Just be sure to write a script into your .bash_logout that wipes your .bash_history & all relevant log files...
Not that I've done this or anything...
Wonder if I should have posted this anonymously...
LFS. Have you built your system today?
Surprised its not been mentioned before. Assuming its 802.11b, I get 5MBps speeds right next to the AP. In a room next door with my laptop I get 2MBps over wifi. A room further away is an erratic 0.5MBps.
Now a 120GB hard drive over a wireless link? Possibly enough to stream DivX, forget about DVD, and to fill the drive would take over two days!

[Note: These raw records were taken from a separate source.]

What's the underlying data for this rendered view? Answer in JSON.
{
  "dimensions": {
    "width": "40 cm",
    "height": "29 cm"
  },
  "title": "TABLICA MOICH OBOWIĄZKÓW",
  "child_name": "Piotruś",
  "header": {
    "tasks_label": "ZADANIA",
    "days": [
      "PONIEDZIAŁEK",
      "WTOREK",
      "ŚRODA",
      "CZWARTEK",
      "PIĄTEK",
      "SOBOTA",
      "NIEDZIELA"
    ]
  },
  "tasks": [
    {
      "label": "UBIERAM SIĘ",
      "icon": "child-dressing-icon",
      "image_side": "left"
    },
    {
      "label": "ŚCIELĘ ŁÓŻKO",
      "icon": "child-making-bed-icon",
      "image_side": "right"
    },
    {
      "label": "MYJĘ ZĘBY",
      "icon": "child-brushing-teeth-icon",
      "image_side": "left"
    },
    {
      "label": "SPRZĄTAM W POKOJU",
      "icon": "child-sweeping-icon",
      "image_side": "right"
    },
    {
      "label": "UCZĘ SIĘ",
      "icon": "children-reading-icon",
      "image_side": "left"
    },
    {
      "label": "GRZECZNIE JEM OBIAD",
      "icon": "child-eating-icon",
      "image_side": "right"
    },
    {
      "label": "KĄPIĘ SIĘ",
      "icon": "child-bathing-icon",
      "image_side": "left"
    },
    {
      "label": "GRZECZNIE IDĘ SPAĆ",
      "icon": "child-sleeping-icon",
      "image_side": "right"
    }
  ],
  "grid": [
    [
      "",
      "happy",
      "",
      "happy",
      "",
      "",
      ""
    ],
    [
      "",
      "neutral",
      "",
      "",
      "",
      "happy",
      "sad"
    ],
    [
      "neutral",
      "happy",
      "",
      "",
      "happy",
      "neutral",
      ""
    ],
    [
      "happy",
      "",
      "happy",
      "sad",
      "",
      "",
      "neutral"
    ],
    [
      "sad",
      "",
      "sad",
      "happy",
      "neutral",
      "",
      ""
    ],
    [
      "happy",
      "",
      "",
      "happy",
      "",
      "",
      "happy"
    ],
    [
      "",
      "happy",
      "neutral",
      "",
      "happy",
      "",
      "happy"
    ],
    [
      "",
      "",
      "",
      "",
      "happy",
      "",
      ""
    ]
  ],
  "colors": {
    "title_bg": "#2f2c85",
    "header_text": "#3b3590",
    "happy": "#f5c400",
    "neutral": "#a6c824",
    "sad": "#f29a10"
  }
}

"I've heard from people that the military actually microwave some media to make sure one can't recover the data that's stored on it."
No, microwaving recordable-CDs is commonplace amongst anyone who needs to securely delete a CDR. [4 seconds, put a glass of water in the microwave too, and make sure all your windows are open]
Anyone with more money (i.e. corporate, government, military) pays for someone to come and take their CDs and grind them up using special cutting machines.
Admittedly, the military do seem to have a thermite fetish, and perhaps many people here would be interested if they could buy a hard-drive with electronically-activated thermite pre-installed.